En feuilletant rapidement certaines parties, il apparaît que ce rapport a beaucoup puisé dans les rapports des commissions d’enquête gouvernementale et parlementaire et n’apporte pas beaucoup d’information nouvelle.

Dans sa communication, l’AIEA a mis en avant deux points repris par les médias :

  • une trop grande confiance dans la sûreté des installations nucléaires et un manque de préparation pour faire face à l’accident (il aurait été difficile de dire l’inverse…)
  • qu’il est peu probable qu’il y ait une augmentation du nombre de cancers de la thyroïde chez les enfants de Fukushima.

Reprise des travaux à Fukushima daï-ni

TEPCo avait suspendu les travaux dans ses deux centrales de Fukushima suite aux deux décès.
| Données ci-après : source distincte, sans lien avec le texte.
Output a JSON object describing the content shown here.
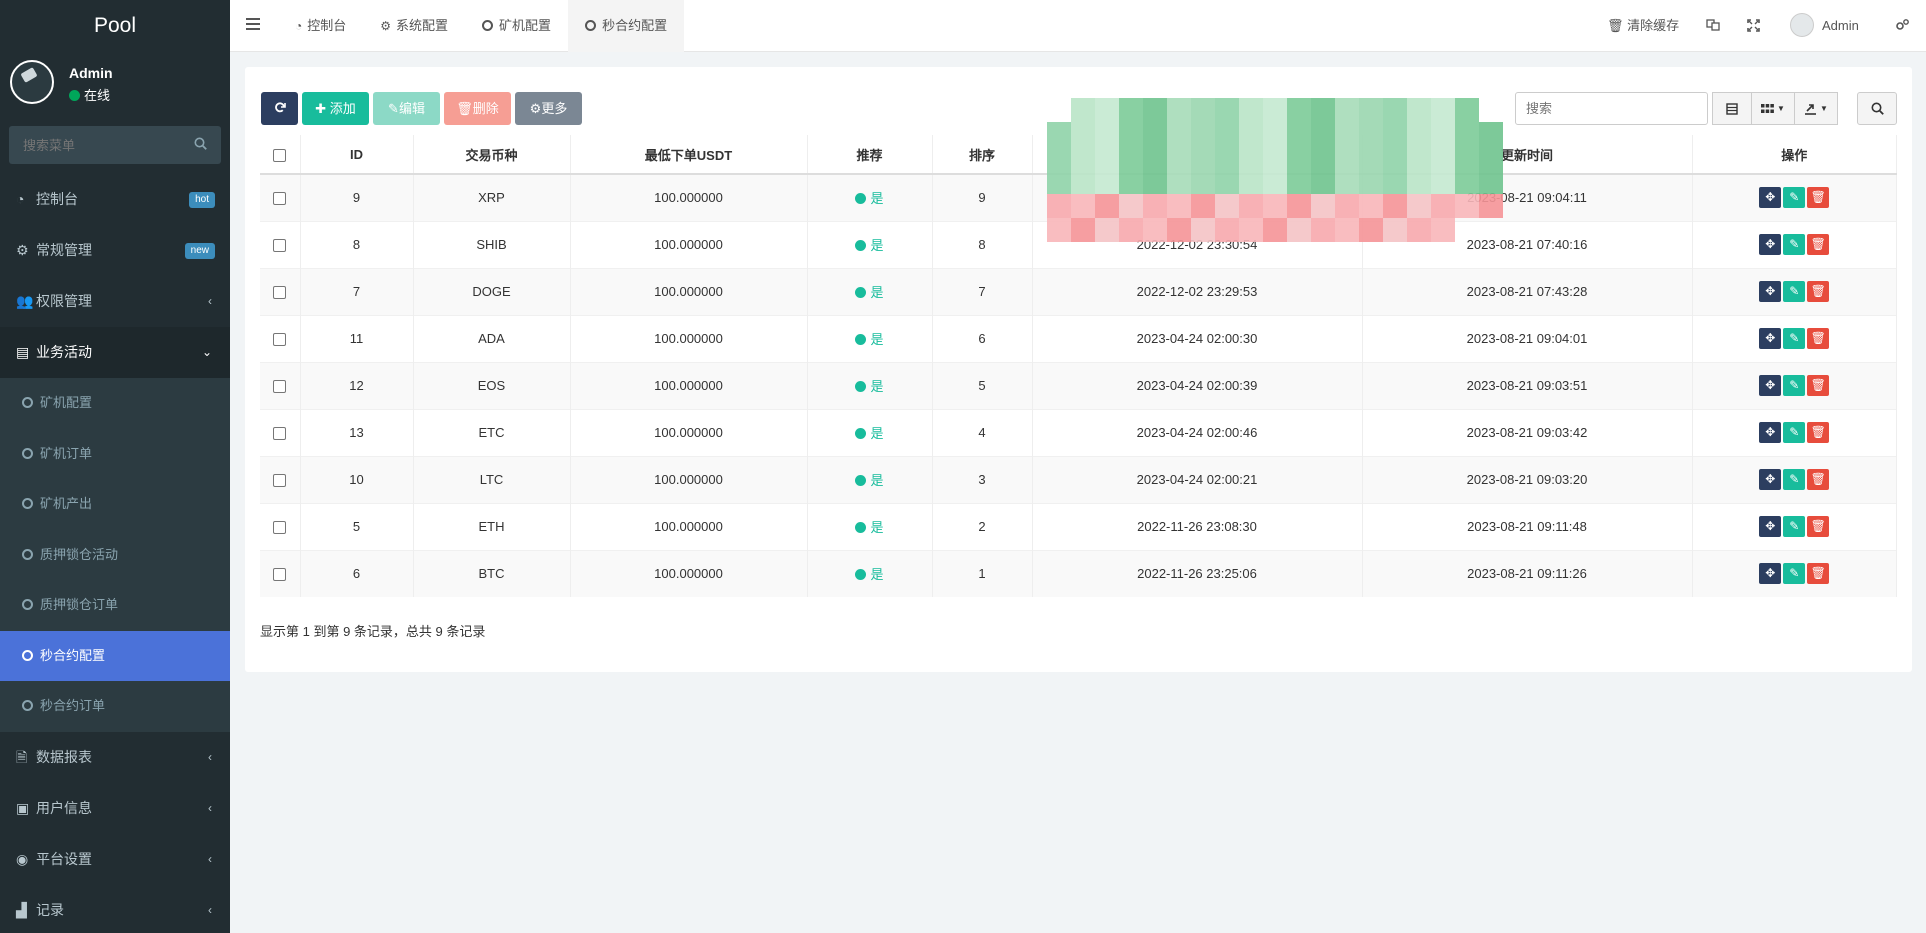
{
  "sidebar": {
    "brand": "Pool",
    "user": {
      "name": "Admin",
      "status": "在线"
    },
    "search_placeholder": "搜索菜单",
    "items": [
      {
        "label": "控制台",
        "badge": "hot",
        "badge_color": "#3c8dbc",
        "icon": "dashboard-icon"
      },
      {
        "label": "常规管理",
        "badge": "new",
        "badge_color": "#3c8dbc",
        "icon": "cogs-icon"
      },
      {
        "label": "权限管理",
        "chevron": "‹",
        "icon": "group-icon"
      },
      {
        "label": "业务活动",
        "chevron": "⌄",
        "icon": "list-alt-icon"
      }
    ],
    "subitems": [
      {
        "label": "矿机配置"
      },
      {
        "label": "矿机订单"
      },
      {
        "label": "矿机产出"
      },
      {
        "label": "质押锁仓活动"
      },
      {
        "label": "质押锁仓订单"
      },
      {
        "label": "秒合约配置"
      },
      {
        "label": "秒合约订单"
      }
    ],
    "items_after": [
      {
        "label": "数据报表",
        "chevron": "‹",
        "icon": "file-icon"
      },
      {
        "label": "用户信息",
        "chevron": "‹",
        "icon": "user-box-icon"
      },
      {
        "label": "平台设置",
        "chevron": "‹",
        "icon": "settings-circle-icon"
      },
      {
        "label": "记录",
        "chevron": "‹",
        "icon": "chart-area-icon"
      }
    ]
  },
  "topbar": {
    "tabs": [
      {
        "label": "控制台",
        "icon": "dashboard-icon"
      },
      {
        "label": "系统配置",
        "icon": "gear-icon"
      },
      {
        "label": "矿机配置",
        "icon": "circle-icon"
      },
      {
        "label": "秒合约配置",
        "icon": "circle-icon"
      }
    ],
    "clear_cache": "清除缓存",
    "admin": "Admin"
  },
  "toolbar": {
    "add": "添加",
    "edit": "编辑",
    "delete": "删除",
    "more": "更多",
    "search_placeholder": "搜索"
  },
  "table": {
    "headers": [
      "ID",
      "交易币种",
      "最低下单USDT",
      "推荐",
      "排序",
      "",
      "更新时间",
      "操作"
    ],
    "rows": [
      {
        "id": "9",
        "coin": "XRP",
        "min": "100.000000",
        "rec": "是",
        "sort": "9",
        "created": "",
        "updated": "2023-08-21 09:04:11"
      },
      {
        "id": "8",
        "coin": "SHIB",
        "min": "100.000000",
        "rec": "是",
        "sort": "8",
        "created": "2022-12-02 23:30:54",
        "updated": "2023-08-21 07:40:16"
      },
      {
        "id": "7",
        "coin": "DOGE",
        "min": "100.000000",
        "rec": "是",
        "sort": "7",
        "created": "2022-12-02 23:29:53",
        "updated": "2023-08-21 07:43:28"
      },
      {
        "id": "11",
        "coin": "ADA",
        "min": "100.000000",
        "rec": "是",
        "sort": "6",
        "created": "2023-04-24 02:00:30",
        "updated": "2023-08-21 09:04:01"
      },
      {
        "id": "12",
        "coin": "EOS",
        "min": "100.000000",
        "rec": "是",
        "sort": "5",
        "created": "2023-04-24 02:00:39",
        "updated": "2023-08-21 09:03:51"
      },
      {
        "id": "13",
        "coin": "ETC",
        "min": "100.000000",
        "rec": "是",
        "sort": "4",
        "created": "2023-04-24 02:00:46",
        "updated": "2023-08-21 09:03:42"
      },
      {
        "id": "10",
        "coin": "LTC",
        "min": "100.000000",
        "rec": "是",
        "sort": "3",
        "created": "2023-04-24 02:00:21",
        "updated": "2023-08-21 09:03:20"
      },
      {
        "id": "5",
        "coin": "ETH",
        "min": "100.000000",
        "rec": "是",
        "sort": "2",
        "created": "2022-11-26 23:08:30",
        "updated": "2023-08-21 09:11:48"
      },
      {
        "id": "6",
        "coin": "BTC",
        "min": "100.000000",
        "rec": "是",
        "sort": "1",
        "created": "2022-11-26 23:25:06",
        "updated": "2023-08-21 09:11:26"
      }
    ]
  },
  "pagination": {
    "info": "显示第 1 到第 9 条记录，总共 9 条记录"
  }
}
Elle a effectué un stage sur la sécurité et mis des barrières autour des lieux à risque. Elle vient de reprendre très partiellement les travaux à Fukushima daï-ni. A daï-ichi, les inspections et mesures de protection ne sont pas terminées.

TEPCo a remis quelques photos « avant-après » en ligne.

Suspension des travaux de démantèlement

Suite aux deux décès qui viennent de survenir dans les centrales de Fukushima daï-ichi et daï-ni, TEPCo a suspendu les travaux de démantèlement, le temps de mener une inspection de sécurité. La compagnie n’est pas capable de proposer un calendrier. Bien entendu, le refroidissement des réacteurs et le traitement de l’eau n’est pas suspendu car c’est simplement impossible.

Rappelons qu’un homme a fait une chute mortelle de 10 m dans une cuve qu’il était en train d’inspecter. Il portait un harnais de sécurité, il ne s’était pas attaché. L’autre était en train d’inspecter la centrale de Fukushima daï-ni quand il a été heurté à la tête par un objet suspendu à une grue.

Tous les deux étaient sous-traitants.

Décès d’un deuxième travailleur

Un homme d’une quarantaine d’année est décédé des suites de ses blessures à la centrale de Fukushima daï-ni. Il a été heurté à la tête par une machine lors d’une inspection. Il est mort à l’hôpital après avoir été transporté par hélicoptère.

C’est le deuxième décès en deux jours.

Voir les explications de TEPCo en japonais et le communiqué en anglais.

Risque sismique et de tsunami à Fukushima

TEPCo s’est fixé comme critère que la secousse maximale possible au niveau de sa centrale de Fukushima daï-ichi est de 600 gals, et la vague de tsunami la plus haute, de 14 m. En mars 2011, ce fut 675 gals et 15,5 m. La NRA a demandé à TEPCo de revoir ces critères et TEPCo a proposé 900 gals et 26,3 m. La NRA donnera son avis plus tard, mais ne devrait pas demander de rehausser la digue qui ne fait que 14 m. Un nouveau tsunami entraînerait un fort rejet radioactif en mer, à cause des sous-sols inondés, qui pourrait atteindre une centaine de térabecquerels de césium 137. C’est 30% de ce qu’il y a dans les galeries souterraines. En revanche, TEPCo prétend que ses réacteurs accidentés peuvent supporter 900 gals.
C’est désormais 27,2 m pour Fukushima daï-ni.